(Adds details on ads, webcasts)
By Aluisio Alves and Tatiana Bautzer
SAO PAULO, June 25 (Reuters) - Brazilian broker XP Inc and its major shareholder, Itau Unibanco Holding SA engaged in a public spat on investments this week, trading accusations in an ad campaign and webcasts on Thursday.
Itau released TV ads pointing to conflicts of interest of independent investment advisers, who are the bulk of the workforce in XP. In the ad, Itau says most independent advisers receive incentives to sell specific funds, usually receiving part of the fee charged by the product manager.
Although Itau is an XP shareholder, with a 49% stake in the broker, both institutions compete for investors.

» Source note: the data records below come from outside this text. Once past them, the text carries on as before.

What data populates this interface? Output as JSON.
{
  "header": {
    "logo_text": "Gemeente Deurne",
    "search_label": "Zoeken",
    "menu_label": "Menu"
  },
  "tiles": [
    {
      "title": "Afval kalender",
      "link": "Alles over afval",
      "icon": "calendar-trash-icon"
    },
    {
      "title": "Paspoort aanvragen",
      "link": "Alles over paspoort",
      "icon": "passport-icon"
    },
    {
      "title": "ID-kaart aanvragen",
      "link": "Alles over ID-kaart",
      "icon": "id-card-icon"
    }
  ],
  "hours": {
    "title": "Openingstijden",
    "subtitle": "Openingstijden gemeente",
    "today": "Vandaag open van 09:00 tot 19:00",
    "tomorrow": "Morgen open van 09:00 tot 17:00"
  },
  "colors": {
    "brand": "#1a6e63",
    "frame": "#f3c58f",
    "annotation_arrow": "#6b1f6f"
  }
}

In a webcast on Thursday to respond to the ads, XP partner Gabriel Leal said they were targeted at the broker.
It attacked Itau’s investment division, saying it is not sustainable over the long term and that Itau clients transfer 150 million reais ($28 million) every day from their accounts to XP looking for better returns.
Leal also said the bank could sell its stake. “If Itau thinks their stake in XP makes no sense, they should rethink,” he added. “Itau wants an old-fashioned country, with high interest rates and no competition,” Leal said.
XP also offered, in a post in the broker´s Instagram account, prizes to Itau clients that transfer money to XP. Clients would win winter vests with the XP logo.
Itau´s wealth management division also hosted a webcast on Thursday to discuss conflicts of interest. Carlos Constantini, head of the division, said the ads “did not target any specific competitor.” He said clients have to understand the different incentives depending on the investment model.
Asked about its stake as XP, Constantini said the shareholder relationship did not interfere in how Itau´s investment platform is run.
Other Brazilian brokers and banks also operate with independent investment advisers.